How to convert a simple PHP application to Joomla! 1.5 MVC - Part 1
Written by Sam Moffatt   
Tuesday, 14 April 2009 09:09
Article Index
How to convert a simple PHP application to Joomla! 1.5 MVC - Part 1
The Source
The first pass: Database
The second pass: Using the Joomla! session and user
The third pass: Cleaning up the XSS
The fourth pass: Cleaning up and writing the installer.
All Pages

One of the common things I see on the Joomla! Forums is asking how to convert existing PHP into a Joomla! context. This can be a reasonably complicated endeavour to under take but there is really no resources to educate even at the basic level. In this tutorial we'll cover how to go from a pure PHP application into something that integrates into Joomla! as a first class 1.5 native application.

If you're using a legacy application that doesn't have a database aspect and has its contents hard coded it might be easier to just copy and paste this into Joomla!'s articles and work from there. If you have a database aspect read on about how you can continue that however you might consider converting them to use Joomla!'s content system as well.

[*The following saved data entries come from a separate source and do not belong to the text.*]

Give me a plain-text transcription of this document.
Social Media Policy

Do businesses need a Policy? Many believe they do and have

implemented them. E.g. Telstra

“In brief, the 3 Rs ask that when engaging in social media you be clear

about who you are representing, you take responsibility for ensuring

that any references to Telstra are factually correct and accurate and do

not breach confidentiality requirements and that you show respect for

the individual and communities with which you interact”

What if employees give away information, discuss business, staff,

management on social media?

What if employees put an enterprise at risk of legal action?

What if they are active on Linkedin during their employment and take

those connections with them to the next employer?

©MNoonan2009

Then the other day I started playing a game I hadn't played for ages: Freelancer. Its a Microsoft game from Digital Anvil and it is perhaps one of my favourites of all time. The guys wrote Starlancer previous to it which I never really played much beyond a demo. One of the things I wrote for Freelancer as a bit of a hobby task to help me learn PHP was a web application. It has a few screens in it and I thought that this would be a perfect example. But then I realised that I had something a lot simpler that I could use to demonstrate a few other things before moving onto a slightly more complicated example.

So my simple example is something I use every day: its a quick and nasty portal application I wrote years ago. It is so horrible and ugly now that I look at it now and I think how insecure, poorly built and horribly designed it is - I'm happy its hidden on my desktop out of sight but it is going to serve as such as good example. But for all of the parts that make it ugly provide learning examples and I must admit I've wondered about a good example I could work through to improve as I work towards making it Joomla! compatible.